LSU apresenta plano inovador de financiamento esportivo a principais doadores
A LSU realizou encontros com seus maiores doadores para apresentar uma proposta inédita de geração de receita para o departamento atlético. O plano envolve a criação de uma empresa de responsabilidade limitada controlada pela universidade para investimentos direcionados. A iniciativa busca enfrentar os custos crescentes do esporte universitário diante das novas regras de pagamento direto a atletas.
A Louisiana State University (LSU) concluiu uma série de reuniões com seus principais doadores para discutir uma proposta inédita de financiamento para o departamento esportivo, apresentada pelo presidente Wade Rousse. Os encontros foram realizados na residência oficial do governador Jeff Landry, que também participou das discussões.
O plano prevê a criação de uma empresa de responsabilidade limitada controlada pela LSU, que teria como objetivo gerar receitas sustentáveis por meio de investimentos específicos. A proposta ainda está em fase de refinamento e passa por análises legais e fiscais, conforme fontes próximas ao assunto.
Essa iniciativa surge em resposta ao aumento dos custos para manter programas esportivos da Divisão I, especialmente após o acordo de 2025 que permite o pagamento direto aos atletas.

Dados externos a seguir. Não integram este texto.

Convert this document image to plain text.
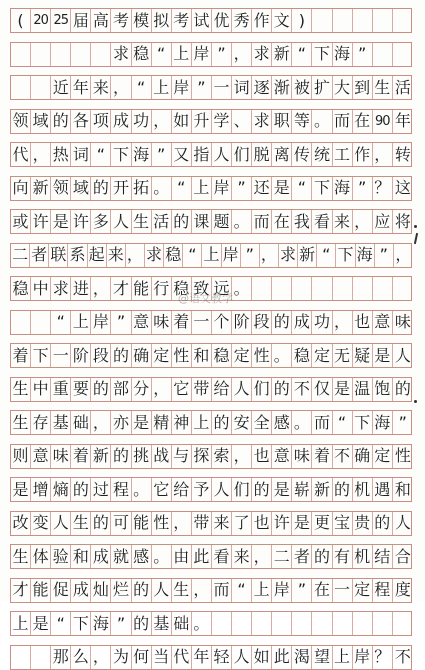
( 20 25 届 高 考 模 拟 考 试 优 秀 作 文 )
求 稳 “ 上 岸 ” ， 求 新 “ 下 海 ”
近 年 来 ， “ 上 岸 ” 一 词 逐 渐 被 扩 大 到 生 活
领 域 的 各 项 成 功 ， 如 升 学 、 求 职 等 。 而 在 90 年
代 ， 热 词 “ 下 海 ” 又 指 人 们 脱 离 传 统 工 作 ， 转
向 新 领 域 的 开 拓 。 “ 上 岸 ” 还 是 “ 下 海 ” ？ 这
或 许 是 许 多 人 生 活 的 课 题 。 而 在 我 看 来 ， 应 将
二 者 联 系 起 来 ， 求 稳 “ 上 岸 ” ， 求 新 “ 下 海 ” ，
稳 中 求 进 ， 才 能 行 稳 致 远 。
“ 上 岸 ” 意 味 着 一 个 阶 段 的 成 功 ， 也 意 味
着 下 一 阶 段 的 确 定 性 和 稳 定 性 。 稳 定 无 疑 是 人
生 中 重 要 的 部 分 ， 它 带 给 人 们 的 不 仅 是 温 饱 的
生 存 基 础 ， 亦 是 精 神 上 的 安 全 感 。 而 “ 下 海 ”
则 意 味 着 新 的 挑 战 与 探 索 ， 也 意 味 着 不 确 定 性
是 增 熵 的 过 程 。 它 给 予 人 们 的 是 崭 新 的 机 遇 和
改 变 人 生 的 可 能 性 ， 带 来 了 也 许 是 更 宝 贵 的 人
生 体 验 和 成 就 感 。 由 此 看 来 ， 二 者 的 有 机 结 合
才 能 促 成 灿 烂 的 人 生 ， 而 “ 上 岸 ” 在 一 定 程 度
上 是 “ 下 海 ” 的 基 础 。
那 么 ， 为 何 当 代 年 轻 人 如 此 渴 望 上 岸 ？ 不
@语文教学
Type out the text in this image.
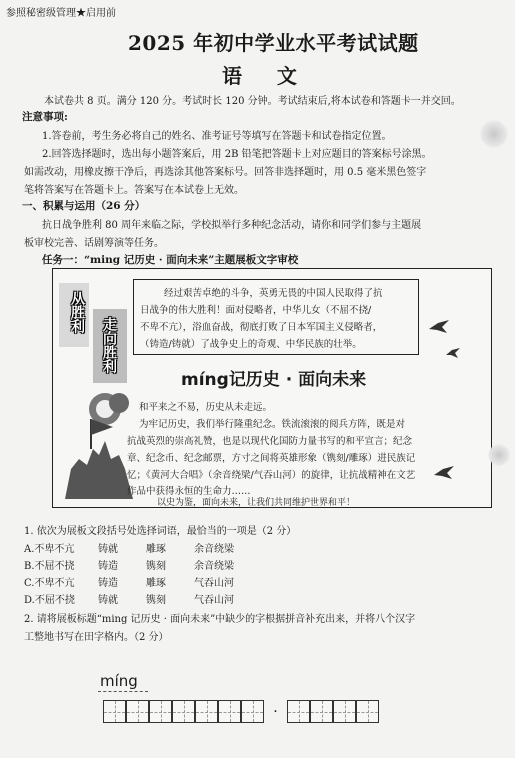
参照秘密级管理★启用前
2025 年初中学业水平考试试题
语     文
本试卷共 8 页。满分 120 分。考试时长 120 分钟。考试结束后,将本试卷和答题卡一并交回。
注意事项:
1.答卷前，考生务必将自己的姓名、准考证号等填写在答题卡和试卷指定位置。
2.回答选择题时，选出每小题答案后，用 2B 铅笔把答题卡上对应题目的答案标号涂黑。
如需改动，用橡皮擦干净后，再选涂其他答案标号。回答非选择题时，用 0.5 毫米黑色签字
笔将答案写在答题卡上。答案写在本试卷上无效。
一、积累与运用（26 分）
抗日战争胜利 80 周年来临之际，学校拟举行多种纪念活动，请你和同学们参与主题展
板审校完善、话剧筹演等任务。
任务一：“ming 记历史 · 面向未来”主题展板文字审校
从胜利
走向胜利
经过艰苦卓绝的斗争，英勇无畏的中国人民取得了抗
日战争的伟大胜利！面对侵略者，中华儿女（不屈不挠/
不卑不亢），浴血奋战，彻底打败了日本军国主义侵略者，
（铸造/铸就）了战争史上的奇观、中华民族的壮举。
míng记历史 · 面向未来
和平来之不易，历史从未走远。
为牢记历史，我们举行隆重纪念。铁流滚滚的阅兵方阵，既是对
抗战英烈的崇高礼赞，也是以现代化国防力量书写的和平宣言；纪念
章、纪念币、纪念邮票，方寸之间将英雄形象（镌刻/雕琢）进民族记
忆；《黄河大合唱》（余音绕梁/气吞山河）的旋律，让抗战精神在文艺
作品中获得永恒的生命力……
以史为鉴，面向未来，让我们共同维护世界和平！
1. 依次为展板文段括号处选择词语，最恰当的一项是（2 分）
A.不卑不亢 铸就	雕琢	余音绕梁
B.不屈不挠 铸造	镌刻	余音绕梁
C.不卑不亢 铸造	雕琢	气吞山河
D.不屈不挠 铸就	镌刻	气吞山河
2. 请将展板标题“ming 记历史 · 面向未来”中缺少的字根据拼音补充出来，并将八个汉字
工整地书写在田字格内。（2 分）
míng
·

Atualmente, programas esportivos da Divisão I podem compartilhar até 21,3 milhões de dólares em receitas relacionadas ao esporte com seus atletas.
Um dos participantes das reuniões, Charles Harvey, presidente do Southern Regional Medical Center, afirmou em podcast que os doadores foram tranquilizados quanto à possibilidade de envolvimento de fundos de private equity, que não fazem parte do plano. "Não é private equity", disse Harvey, ressaltando que a LSU manterá o controle total da iniciativa.
Entre os palestrantes esteve Greg Williams, executivo da Acrisure, empresa de tecnologia financeira e seguros de Michigan, que tem desenvolvido propostas de receita suplementar para programas esportivos universitários.
O convite para as reuniões, enviado pelo presidente da Tiger Athletic Foundation, Matt Borman, a cerca de 40 doadores, enfatizou que o encontro não tinha caráter de arrecadação, mas sim informativo, focado no futuro do esporte da LSU. O convite reconheceu que o orçamento do departamento atlético está insustentável.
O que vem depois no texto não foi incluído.